"Jesus was killed by both the religious and political authorities of his time because his teachings and being aimed at creating a new form of life that would make both obsolescent. Jesus was killed because the glory of his vision of human equality in God and the sacredness of every individual implicitly subverted the entire order on which both religious and political society was based. Had Jesus simply been some kind of mystic healer with some vague 'spiritual' ideas, he would have been left alone. Jesus' fatal gift was to see the cruelty of all man-made cultures and power systems, and to call for a unification of the world in the spirit of God's justice and mercy, and to show in his being, teaching, and practice that such a new fusion was real and possible.
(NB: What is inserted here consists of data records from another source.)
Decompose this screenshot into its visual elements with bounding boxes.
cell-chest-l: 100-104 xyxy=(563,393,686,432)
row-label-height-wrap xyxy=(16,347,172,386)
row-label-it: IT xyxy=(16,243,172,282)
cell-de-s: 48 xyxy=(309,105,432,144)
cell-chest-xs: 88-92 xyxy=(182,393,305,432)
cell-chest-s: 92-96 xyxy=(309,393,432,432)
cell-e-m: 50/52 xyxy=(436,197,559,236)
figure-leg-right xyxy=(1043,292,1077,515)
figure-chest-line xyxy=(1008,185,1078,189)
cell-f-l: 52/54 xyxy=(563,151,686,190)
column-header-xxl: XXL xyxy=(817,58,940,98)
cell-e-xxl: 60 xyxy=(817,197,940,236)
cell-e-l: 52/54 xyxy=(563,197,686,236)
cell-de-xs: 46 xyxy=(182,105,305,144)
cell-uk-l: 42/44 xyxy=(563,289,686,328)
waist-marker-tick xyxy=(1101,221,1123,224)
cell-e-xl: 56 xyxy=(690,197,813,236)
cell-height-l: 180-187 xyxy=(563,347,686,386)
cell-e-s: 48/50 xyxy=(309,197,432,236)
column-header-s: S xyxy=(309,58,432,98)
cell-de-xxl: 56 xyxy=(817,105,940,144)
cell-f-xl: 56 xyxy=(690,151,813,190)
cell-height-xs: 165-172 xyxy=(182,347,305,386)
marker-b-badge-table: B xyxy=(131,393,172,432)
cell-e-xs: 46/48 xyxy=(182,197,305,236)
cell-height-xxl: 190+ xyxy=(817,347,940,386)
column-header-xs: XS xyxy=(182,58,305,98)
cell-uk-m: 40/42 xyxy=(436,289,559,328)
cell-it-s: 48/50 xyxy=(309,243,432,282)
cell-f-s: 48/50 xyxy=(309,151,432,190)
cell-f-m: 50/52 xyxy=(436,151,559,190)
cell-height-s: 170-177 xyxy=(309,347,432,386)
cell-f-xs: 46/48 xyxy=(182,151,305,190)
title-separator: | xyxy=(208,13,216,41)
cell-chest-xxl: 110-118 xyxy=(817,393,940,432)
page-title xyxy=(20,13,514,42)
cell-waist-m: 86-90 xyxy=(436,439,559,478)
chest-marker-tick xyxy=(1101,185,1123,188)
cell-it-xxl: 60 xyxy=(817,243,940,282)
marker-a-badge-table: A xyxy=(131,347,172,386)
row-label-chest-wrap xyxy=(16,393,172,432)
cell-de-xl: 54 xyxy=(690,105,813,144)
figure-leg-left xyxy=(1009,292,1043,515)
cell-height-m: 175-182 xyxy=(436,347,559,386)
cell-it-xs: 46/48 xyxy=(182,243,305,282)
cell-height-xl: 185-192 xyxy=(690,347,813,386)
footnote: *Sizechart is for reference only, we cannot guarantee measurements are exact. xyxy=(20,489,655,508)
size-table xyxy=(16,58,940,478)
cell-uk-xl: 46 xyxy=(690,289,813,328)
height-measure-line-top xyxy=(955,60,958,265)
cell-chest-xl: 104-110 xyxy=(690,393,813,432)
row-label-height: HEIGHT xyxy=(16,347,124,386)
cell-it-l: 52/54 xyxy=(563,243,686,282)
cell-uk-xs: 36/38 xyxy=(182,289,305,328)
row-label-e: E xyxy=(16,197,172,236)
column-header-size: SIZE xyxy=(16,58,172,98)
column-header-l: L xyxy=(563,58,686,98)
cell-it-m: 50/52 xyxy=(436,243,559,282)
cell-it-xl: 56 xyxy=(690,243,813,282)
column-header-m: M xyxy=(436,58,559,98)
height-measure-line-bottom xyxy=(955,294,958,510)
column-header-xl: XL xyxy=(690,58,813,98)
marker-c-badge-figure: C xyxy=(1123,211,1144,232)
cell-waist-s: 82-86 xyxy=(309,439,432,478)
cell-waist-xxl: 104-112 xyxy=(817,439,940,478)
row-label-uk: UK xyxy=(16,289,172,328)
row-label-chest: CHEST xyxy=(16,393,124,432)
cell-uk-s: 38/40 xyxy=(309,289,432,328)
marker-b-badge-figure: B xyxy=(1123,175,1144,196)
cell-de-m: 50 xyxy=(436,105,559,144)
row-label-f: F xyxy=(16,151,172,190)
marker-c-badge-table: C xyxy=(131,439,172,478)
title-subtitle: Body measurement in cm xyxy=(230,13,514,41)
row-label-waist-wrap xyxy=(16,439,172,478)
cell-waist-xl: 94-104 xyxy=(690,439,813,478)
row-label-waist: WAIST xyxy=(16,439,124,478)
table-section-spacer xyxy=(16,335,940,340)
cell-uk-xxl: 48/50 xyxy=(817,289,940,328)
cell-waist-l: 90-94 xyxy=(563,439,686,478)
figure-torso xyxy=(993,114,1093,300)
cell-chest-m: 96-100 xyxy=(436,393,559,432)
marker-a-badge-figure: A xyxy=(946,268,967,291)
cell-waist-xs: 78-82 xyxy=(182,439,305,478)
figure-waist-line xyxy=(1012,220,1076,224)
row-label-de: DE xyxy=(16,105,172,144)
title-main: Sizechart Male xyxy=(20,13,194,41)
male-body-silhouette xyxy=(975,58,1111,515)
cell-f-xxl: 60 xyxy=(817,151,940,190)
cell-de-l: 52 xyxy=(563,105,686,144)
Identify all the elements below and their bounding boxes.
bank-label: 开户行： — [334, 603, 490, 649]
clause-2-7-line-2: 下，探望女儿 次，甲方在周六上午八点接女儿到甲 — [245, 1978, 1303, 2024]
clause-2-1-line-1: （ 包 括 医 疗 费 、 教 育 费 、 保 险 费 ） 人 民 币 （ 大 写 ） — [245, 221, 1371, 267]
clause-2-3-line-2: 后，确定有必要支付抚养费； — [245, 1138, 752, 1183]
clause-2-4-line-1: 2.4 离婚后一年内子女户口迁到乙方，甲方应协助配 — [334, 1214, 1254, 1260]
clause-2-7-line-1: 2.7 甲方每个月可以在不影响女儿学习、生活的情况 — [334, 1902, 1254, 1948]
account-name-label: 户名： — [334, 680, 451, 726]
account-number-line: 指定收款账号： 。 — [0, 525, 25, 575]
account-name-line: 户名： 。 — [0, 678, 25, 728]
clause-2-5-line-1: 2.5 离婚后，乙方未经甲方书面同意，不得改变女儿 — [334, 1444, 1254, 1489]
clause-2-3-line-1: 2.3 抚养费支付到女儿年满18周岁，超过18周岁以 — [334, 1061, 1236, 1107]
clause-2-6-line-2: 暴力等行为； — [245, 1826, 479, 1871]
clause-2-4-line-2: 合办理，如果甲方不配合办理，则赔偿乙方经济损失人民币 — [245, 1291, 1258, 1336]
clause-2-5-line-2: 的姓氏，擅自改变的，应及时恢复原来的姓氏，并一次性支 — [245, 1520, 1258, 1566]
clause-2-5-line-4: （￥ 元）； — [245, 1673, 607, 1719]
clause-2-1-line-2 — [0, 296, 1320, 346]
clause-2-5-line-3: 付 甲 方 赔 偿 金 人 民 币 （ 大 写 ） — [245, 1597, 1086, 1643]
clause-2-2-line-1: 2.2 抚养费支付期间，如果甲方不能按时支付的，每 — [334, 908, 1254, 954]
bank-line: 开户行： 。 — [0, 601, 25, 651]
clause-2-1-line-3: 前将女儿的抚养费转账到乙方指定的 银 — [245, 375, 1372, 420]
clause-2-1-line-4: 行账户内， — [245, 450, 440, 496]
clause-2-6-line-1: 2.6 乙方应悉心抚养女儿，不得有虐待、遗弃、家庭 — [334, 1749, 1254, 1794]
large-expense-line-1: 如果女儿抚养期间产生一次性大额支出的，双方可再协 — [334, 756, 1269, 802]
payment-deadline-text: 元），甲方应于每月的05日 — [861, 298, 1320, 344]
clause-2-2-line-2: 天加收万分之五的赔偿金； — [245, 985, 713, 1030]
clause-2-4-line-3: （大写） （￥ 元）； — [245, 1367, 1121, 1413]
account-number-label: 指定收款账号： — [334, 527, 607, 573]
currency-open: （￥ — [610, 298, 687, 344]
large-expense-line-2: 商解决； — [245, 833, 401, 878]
Had Jesus, like a modern archbishop or guru, combined a kind of 'spiritual' ministry with acceptance of the status quo (dining with Herod, perhaps, on the shores of Tiberias, accepting the odd invitation to speak on abstruse theological matters with the Sanhedrin), he would have survived comfortably and now been totally forgotten.

"But Jesus was the most dangerous kind of rebel — a rebel who had seen the Kingdom and knew it was the only reality. He was the most dangerous kind of rebel because he not merely talked about the Kingdom; he lived and manifested its splendor in the beauty of his presence, in the clarity and inner coherence of his teaching, in his fearlessness in the face of opposition. He was the most dangerous kind of rebel because he could not be swerved from his purpose by anything, and he could not be bought by any lure, not even that of being a "master" or a "god"; his integrity was terrible and final.

"Jesus was the most dangerous kind of rebel, too, because the vision that guided and inspired him through everything flamed from a direct mystical knowledge of God and would give him the courage to die, if necessary, for what he believed; not even torture, humiliation, and death would destroy his spirit."